Washington, D.C. — Web-based privacy policy thinktank Privacilla.org released a
report today showing that federal government
agencies regularly trade personal information about American citizens.
The report reveals that, in the last 18 months, new government information-sharing
programs have been announced more than once every two weeks. Citizens' personal
information is shared among the Internal Revenue Service, the Health Care Financing
Administration, the Department of Labor, and the Social Security Administration, to
name a few. The Privacilla report calls this "the tip of an information-trading
iceberg."
"At no point do people have the option of withholding information from government,"
said Jim Harper, operator of Privacilla.org. "It's hard to protect privacy in the
commercial world, but it's impossible to protect privacy in the governmental world."
The report comes in advance of a Federal Trade Commission workshop on exchange and
merger of personal information in the private sector.

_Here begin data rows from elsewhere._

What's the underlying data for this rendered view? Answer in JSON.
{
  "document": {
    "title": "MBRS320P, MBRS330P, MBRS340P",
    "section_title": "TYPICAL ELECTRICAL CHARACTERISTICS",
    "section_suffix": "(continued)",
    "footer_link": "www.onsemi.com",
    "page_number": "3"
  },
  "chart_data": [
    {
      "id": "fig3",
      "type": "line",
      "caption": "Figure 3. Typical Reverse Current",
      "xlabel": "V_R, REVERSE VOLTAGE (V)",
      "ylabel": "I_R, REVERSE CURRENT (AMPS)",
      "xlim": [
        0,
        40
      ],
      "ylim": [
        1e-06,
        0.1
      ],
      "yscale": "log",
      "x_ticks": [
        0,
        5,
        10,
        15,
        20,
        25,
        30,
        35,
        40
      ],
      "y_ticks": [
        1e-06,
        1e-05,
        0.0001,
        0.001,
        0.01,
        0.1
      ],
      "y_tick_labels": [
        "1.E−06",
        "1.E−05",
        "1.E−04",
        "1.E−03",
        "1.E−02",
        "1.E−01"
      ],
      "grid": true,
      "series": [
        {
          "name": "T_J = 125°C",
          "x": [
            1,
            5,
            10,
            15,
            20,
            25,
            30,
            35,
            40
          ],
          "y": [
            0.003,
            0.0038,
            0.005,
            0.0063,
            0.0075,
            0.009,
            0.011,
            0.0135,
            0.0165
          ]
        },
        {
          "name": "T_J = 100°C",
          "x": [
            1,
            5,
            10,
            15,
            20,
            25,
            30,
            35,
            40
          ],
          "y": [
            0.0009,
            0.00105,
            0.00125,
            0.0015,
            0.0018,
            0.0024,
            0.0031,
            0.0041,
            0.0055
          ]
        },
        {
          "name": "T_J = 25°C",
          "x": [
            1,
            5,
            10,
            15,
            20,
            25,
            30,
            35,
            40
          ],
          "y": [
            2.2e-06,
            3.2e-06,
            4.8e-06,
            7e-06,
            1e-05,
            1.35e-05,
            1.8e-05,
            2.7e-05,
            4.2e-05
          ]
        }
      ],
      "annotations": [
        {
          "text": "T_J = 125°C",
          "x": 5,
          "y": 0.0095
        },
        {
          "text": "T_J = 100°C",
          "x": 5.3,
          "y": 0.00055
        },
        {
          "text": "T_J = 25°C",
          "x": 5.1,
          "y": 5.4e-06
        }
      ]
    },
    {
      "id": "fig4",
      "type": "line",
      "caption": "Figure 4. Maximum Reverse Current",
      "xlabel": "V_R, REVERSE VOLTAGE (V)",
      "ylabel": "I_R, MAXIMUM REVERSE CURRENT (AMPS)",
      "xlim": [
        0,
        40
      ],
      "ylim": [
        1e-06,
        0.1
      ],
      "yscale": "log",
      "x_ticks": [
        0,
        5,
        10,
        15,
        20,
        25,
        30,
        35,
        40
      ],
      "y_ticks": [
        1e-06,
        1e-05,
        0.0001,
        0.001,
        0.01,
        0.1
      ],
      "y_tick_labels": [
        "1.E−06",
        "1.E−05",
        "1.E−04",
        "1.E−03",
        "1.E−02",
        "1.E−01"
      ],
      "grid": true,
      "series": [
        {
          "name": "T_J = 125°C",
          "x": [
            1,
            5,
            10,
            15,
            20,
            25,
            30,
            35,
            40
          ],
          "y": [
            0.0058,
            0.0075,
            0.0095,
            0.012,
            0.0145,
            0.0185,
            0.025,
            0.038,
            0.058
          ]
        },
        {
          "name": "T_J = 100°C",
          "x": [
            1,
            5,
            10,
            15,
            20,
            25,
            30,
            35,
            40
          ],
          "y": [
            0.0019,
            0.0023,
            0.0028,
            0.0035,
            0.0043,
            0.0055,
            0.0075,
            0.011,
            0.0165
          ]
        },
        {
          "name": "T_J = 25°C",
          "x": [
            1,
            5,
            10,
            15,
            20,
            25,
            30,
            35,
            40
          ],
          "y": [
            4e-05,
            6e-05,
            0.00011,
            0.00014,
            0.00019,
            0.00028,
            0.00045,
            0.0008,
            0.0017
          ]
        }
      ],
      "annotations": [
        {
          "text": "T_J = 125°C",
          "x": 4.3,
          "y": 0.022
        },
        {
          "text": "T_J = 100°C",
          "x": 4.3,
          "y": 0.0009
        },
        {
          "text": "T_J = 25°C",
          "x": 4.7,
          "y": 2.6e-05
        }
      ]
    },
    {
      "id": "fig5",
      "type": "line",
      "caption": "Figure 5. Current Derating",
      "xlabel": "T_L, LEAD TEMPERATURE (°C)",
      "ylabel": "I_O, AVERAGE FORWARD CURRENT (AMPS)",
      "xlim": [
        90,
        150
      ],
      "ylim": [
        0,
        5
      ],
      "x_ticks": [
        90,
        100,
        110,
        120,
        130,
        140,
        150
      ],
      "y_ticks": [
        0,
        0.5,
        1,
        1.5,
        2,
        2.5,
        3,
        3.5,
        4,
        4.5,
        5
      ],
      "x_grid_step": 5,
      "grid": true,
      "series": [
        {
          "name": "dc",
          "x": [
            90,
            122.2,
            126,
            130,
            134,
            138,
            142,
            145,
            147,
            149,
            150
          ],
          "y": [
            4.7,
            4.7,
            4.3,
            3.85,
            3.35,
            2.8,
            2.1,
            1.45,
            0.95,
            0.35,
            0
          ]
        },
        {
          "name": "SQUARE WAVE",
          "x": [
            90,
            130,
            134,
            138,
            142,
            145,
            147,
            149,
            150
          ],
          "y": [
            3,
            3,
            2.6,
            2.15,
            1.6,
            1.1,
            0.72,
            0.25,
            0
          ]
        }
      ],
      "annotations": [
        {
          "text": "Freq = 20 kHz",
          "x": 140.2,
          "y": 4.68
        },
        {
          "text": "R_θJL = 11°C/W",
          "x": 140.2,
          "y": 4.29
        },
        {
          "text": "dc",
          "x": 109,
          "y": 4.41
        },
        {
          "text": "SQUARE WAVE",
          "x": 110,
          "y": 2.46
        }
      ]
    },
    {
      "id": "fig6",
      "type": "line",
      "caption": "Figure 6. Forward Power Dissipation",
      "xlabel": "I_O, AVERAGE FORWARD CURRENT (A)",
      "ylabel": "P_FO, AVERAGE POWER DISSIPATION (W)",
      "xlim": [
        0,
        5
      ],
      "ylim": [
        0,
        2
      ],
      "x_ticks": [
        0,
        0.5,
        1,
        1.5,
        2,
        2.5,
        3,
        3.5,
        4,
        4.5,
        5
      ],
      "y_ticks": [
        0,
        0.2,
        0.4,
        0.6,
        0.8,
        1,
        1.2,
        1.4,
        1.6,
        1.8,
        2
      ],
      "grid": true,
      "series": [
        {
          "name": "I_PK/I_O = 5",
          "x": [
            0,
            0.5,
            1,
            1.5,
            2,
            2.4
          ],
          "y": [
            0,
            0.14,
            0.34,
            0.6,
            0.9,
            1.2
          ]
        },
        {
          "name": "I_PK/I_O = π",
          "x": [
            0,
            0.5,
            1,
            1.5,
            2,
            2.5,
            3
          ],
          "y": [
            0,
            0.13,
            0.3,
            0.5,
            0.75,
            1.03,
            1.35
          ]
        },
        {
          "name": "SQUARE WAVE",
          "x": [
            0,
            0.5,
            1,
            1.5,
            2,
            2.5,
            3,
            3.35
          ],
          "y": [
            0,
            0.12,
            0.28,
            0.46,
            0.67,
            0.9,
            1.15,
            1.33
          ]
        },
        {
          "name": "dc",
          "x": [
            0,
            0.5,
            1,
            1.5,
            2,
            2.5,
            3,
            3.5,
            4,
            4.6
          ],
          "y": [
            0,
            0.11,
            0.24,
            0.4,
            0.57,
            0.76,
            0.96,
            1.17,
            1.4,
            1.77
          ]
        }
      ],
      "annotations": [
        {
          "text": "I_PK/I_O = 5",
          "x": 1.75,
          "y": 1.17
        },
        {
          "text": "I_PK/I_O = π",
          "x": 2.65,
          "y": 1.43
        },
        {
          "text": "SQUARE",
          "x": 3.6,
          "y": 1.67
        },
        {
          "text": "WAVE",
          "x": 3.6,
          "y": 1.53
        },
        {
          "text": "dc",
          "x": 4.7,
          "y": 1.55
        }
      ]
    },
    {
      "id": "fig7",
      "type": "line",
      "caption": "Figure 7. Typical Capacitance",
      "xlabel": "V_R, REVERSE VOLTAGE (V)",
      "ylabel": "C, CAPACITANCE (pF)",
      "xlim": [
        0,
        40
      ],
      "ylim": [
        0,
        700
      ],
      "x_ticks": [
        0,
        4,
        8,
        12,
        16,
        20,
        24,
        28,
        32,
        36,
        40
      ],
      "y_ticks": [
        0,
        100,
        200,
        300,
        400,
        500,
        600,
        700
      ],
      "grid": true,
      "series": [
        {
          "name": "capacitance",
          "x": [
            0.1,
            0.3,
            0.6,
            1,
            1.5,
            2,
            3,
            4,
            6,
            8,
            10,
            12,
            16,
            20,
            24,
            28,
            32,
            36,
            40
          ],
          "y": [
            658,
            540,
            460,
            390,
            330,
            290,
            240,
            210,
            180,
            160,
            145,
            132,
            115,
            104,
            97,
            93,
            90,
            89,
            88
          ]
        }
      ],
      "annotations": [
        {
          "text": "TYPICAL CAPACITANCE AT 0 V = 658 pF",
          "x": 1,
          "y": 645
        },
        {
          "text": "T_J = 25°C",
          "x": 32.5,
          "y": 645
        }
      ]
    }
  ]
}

"Governments should be the first to give up data merger practices that threaten
privacy," the Privacilla report finds. It also calls on Congress to "take a sweeping
look at the federal government's information practices."
"The FTC shouldn't tut-tut the private sector until the government has its own
house in order," said Harper.
The Privacilla report acknowledges the beneficial purposes for which citizens'
personal information is shared. These include debt collection and assessment of
credit risk, avoiding waste and overpayment in federal programs, and law enforcement.
"Many uses government makes of personal information are parallel to uses the
private sector makes," noted Harper, "but only government gets to write and rewrite
the rules about how information can be used."
"Governments are fundamentally not in the business of protecting privacy," summarizes
the report, which was compiled by reviewing announcements in the Federal Register
required by the Privacy Act and the Computer Matching and Privacy Protection Act.
"With the current focus on privacy of health care information, it is surprising to
see the Health Care Finance Administration sharing information with other agencies,"
said Harper. "Federal health privacy rules should be rewritten to give patients the
power and responsibility to protect privacy as they see fit."
Privacilla.org (http://www.privacilla.org) is a Web site that captures privacy
as a public policy issue from a free-market, pro-technology perspective. It has
been described as a "privacy policy portal" and an "online think-tank."